Ziemlich genau vier Jahre nach dem Erstling kommt jetzt „Til Death Do Us Party“ in die Plattenläden und ich durfte schon mal reinhören. Eins wird direkt beim Opener „Killer On His Knees“ klar: Mädchenmusik machen die Ladies nicht. Hier wird genauso Druck gemacht wie bei den männlichen Metalkollegen! Die Gitarrenfraktion bestehend aus Klara Force und Mia Coldheart lässt es dann auch bei „Pain & Pleasure“ ordentlich krachen, wobei Mia, die in Personalunion zusätzlich für den Gesang zuständig ist, ihre Stimme keinesfalls schont und klingt, als wären da im Laufe der Jahre etliche Kippen und Whiskeys im Spiel gewesen. „Sex Action“ ist bereits im Vorfeld als Single erschienen und nicht ganz so kratzbürstig wie die vorherigen Songs. Dafür geht „Creatures“ mit wildem Gekreische wieder in die Vollen. Die Girls können aber auch anders, wie sie mit „Jennyfer“ beweisen. Die Nummer taugt mit etwas gutem Willen auch zum Kuscheln und als Verstärkung haben sich CRUCIFIED BARBARA zudem noch einen Herrn ans Mikro geholt. Mit „Dark Side“ wird jedoch amtlich geknüppelt und auch „Can’t Handle Love“ gibt Gas, wobei bei diesem Track deutliche Eighties-Anleihen zu hören sind. Zeitloser Old School Metal zeichnet auch „Blackened Bones” aus, während „Danger Danger” noch mal mit akustischer Langaxt und eingängigen Melodien einen Schritt Richtung Radiokompatibilität macht. Der Qualität der Mucke schadet’s nicht und so darf auch bei „Rats“ dreckig weiter gerockt werden. Trommelwirbel aus dem Hause Nicki Wicked bestimmen „Feels Like Death“, nicht zu vergessen Ida Evileyes Beitrag an den Stahlsaiten, der mithilft, das letzte Stück zu einem temperamentvollen Abschluss der Langrille zu machen.

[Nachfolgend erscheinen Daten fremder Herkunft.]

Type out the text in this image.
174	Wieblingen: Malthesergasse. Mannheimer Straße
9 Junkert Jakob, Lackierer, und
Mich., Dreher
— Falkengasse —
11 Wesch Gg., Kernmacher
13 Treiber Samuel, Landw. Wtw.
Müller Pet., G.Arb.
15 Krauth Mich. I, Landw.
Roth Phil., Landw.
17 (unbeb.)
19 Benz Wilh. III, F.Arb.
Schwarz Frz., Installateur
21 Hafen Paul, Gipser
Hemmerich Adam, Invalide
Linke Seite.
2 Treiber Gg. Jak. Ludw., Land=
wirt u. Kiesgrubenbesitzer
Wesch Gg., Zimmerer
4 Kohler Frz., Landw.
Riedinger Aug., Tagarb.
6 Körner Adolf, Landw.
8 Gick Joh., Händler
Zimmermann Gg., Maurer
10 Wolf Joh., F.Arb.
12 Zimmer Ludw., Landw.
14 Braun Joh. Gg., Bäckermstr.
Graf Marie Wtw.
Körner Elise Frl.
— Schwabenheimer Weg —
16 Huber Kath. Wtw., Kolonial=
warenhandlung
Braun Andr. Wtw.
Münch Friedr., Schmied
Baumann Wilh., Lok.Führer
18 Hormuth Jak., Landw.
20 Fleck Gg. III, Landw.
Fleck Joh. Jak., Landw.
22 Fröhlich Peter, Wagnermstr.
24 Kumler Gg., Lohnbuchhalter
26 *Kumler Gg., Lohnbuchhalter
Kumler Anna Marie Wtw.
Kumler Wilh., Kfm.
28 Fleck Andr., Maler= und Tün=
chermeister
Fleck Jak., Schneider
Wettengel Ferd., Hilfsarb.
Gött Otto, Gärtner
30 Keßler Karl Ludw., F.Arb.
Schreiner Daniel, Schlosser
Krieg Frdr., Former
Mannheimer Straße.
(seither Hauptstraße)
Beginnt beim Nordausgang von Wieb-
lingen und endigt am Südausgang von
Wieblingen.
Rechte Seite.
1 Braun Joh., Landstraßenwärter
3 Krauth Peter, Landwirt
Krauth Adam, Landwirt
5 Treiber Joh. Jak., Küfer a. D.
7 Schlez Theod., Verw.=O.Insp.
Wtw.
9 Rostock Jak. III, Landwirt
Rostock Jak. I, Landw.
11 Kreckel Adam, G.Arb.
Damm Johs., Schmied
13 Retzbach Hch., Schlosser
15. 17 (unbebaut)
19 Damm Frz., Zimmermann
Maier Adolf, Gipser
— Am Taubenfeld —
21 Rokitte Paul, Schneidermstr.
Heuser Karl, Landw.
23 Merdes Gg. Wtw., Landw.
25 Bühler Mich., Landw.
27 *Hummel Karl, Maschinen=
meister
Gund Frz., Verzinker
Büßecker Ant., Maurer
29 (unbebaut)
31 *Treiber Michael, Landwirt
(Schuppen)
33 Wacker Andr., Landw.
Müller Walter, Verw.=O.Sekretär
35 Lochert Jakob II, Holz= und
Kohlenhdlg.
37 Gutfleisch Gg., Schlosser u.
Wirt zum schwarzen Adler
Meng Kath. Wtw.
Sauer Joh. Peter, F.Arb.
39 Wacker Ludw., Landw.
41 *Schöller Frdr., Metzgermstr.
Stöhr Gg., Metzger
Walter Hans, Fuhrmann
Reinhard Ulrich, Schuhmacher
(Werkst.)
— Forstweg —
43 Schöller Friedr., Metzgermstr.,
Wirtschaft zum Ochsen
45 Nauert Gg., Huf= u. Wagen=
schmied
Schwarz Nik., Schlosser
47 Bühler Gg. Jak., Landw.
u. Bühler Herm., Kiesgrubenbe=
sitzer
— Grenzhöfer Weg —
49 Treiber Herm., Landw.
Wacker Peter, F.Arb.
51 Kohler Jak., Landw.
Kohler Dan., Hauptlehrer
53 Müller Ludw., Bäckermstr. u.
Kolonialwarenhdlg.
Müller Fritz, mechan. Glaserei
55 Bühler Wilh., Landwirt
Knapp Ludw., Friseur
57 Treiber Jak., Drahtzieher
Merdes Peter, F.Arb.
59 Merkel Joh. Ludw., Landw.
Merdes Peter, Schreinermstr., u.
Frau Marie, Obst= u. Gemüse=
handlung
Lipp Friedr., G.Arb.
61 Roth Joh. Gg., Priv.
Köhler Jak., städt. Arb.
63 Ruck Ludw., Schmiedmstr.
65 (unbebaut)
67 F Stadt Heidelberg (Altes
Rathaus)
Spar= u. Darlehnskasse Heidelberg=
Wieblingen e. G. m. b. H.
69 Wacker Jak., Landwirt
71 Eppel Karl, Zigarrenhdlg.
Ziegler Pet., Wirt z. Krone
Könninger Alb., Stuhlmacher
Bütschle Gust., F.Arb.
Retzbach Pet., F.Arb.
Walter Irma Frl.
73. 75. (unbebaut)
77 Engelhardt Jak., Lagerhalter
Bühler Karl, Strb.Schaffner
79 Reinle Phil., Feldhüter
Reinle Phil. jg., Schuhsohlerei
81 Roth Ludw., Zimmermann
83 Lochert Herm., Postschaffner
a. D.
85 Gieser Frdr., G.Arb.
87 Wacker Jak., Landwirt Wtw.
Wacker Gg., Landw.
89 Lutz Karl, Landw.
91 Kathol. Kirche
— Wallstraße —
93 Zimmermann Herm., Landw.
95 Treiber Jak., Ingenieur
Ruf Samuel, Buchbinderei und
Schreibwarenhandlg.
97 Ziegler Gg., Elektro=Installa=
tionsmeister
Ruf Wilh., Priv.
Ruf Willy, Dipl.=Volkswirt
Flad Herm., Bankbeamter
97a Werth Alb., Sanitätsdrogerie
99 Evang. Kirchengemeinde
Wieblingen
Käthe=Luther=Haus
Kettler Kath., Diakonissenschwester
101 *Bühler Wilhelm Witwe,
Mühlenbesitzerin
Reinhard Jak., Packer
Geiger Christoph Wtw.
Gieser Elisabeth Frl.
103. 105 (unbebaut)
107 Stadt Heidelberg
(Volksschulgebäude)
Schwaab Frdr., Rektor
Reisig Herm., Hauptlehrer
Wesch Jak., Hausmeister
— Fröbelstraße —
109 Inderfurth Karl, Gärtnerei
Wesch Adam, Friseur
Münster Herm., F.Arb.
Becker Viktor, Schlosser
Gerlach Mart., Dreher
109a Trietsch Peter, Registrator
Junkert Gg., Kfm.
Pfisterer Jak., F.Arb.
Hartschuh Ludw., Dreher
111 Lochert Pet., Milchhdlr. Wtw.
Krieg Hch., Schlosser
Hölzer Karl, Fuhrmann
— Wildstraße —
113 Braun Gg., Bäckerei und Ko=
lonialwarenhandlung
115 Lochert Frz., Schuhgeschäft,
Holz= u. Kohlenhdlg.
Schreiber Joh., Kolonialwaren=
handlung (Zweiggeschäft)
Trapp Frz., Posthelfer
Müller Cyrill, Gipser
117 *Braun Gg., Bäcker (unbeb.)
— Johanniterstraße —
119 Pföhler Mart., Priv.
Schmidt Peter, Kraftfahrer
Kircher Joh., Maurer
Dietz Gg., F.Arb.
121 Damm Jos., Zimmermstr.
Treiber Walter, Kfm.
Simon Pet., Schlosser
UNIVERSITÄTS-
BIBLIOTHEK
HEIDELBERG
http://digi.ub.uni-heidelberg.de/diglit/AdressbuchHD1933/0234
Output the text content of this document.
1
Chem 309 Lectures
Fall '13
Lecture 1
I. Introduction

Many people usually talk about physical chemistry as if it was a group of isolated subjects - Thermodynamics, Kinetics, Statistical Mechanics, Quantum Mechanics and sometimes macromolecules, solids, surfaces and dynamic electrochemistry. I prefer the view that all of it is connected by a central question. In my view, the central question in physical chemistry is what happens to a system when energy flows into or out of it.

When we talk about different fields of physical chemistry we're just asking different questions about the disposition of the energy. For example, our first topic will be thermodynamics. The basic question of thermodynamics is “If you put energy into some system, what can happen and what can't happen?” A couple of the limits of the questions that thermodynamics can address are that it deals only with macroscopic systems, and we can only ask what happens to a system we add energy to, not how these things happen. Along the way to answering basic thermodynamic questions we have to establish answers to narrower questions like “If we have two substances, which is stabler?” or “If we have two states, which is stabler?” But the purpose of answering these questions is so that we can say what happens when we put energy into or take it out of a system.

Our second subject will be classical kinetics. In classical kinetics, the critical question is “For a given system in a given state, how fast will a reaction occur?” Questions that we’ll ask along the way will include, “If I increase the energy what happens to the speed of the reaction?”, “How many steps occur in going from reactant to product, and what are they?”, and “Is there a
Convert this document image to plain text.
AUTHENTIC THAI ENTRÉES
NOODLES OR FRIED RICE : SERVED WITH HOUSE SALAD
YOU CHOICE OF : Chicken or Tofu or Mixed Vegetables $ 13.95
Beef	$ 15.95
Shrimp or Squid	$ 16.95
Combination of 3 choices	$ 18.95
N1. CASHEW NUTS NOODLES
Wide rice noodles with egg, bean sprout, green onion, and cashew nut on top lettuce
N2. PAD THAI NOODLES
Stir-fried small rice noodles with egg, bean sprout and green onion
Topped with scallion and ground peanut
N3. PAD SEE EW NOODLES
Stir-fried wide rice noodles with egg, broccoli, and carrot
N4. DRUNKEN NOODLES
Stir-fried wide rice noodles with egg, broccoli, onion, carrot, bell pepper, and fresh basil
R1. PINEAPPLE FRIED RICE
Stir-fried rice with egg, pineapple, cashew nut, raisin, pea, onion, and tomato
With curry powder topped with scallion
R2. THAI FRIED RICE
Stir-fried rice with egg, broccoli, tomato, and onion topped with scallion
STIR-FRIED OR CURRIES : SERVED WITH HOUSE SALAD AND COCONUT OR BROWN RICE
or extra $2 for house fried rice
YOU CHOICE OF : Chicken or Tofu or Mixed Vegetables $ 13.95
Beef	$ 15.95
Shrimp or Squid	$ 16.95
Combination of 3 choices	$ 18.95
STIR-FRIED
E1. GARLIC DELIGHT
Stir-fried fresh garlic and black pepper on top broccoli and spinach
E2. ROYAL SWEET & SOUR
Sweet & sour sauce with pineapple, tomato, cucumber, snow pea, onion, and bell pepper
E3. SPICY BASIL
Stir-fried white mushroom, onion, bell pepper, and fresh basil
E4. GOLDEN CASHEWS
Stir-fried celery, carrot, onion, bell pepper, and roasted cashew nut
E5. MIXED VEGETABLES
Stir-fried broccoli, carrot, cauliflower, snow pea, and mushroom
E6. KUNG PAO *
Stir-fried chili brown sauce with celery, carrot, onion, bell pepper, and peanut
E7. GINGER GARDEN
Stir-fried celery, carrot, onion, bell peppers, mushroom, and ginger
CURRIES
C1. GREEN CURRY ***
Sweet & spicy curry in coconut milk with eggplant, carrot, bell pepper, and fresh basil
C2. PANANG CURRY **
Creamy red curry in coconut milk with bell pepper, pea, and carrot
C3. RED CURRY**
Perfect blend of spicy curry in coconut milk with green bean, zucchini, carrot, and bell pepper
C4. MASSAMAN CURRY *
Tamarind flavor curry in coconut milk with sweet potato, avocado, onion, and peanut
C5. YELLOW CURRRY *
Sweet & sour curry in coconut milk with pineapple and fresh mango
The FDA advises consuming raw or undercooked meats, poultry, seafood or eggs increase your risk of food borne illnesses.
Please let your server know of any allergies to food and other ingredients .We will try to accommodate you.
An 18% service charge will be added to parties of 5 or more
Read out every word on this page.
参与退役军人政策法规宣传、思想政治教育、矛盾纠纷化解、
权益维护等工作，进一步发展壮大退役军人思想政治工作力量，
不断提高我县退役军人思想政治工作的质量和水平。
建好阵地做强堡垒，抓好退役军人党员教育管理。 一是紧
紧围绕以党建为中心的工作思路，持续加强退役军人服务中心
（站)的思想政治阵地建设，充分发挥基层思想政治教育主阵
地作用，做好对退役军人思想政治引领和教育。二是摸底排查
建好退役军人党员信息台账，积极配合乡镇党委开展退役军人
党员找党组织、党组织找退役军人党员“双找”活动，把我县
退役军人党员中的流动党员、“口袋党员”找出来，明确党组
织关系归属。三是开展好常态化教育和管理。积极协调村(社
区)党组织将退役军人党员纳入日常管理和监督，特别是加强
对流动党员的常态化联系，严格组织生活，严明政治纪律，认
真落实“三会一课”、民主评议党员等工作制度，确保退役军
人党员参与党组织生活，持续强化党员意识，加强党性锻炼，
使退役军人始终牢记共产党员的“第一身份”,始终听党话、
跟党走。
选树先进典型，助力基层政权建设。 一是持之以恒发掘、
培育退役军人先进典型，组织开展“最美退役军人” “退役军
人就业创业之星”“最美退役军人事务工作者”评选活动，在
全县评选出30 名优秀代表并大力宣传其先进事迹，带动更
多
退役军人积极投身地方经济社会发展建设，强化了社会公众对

Dass CRUCIFIED BARBARA bei ihren Gigs mit MOTÖRHEAD und den BACKYARD BABIES gleichzeitig auch mit stilistischen Vorbildern auf Tour waren, klingt unverkennbar durch. Das rotzige Quartett überzeugt dennoch mit einem eigenen Style und jeder Menge Spielfreude und Karacho, so dass ich meine Bedenken gegenüber Mädel-Metal in diesem Fall vergessen kann.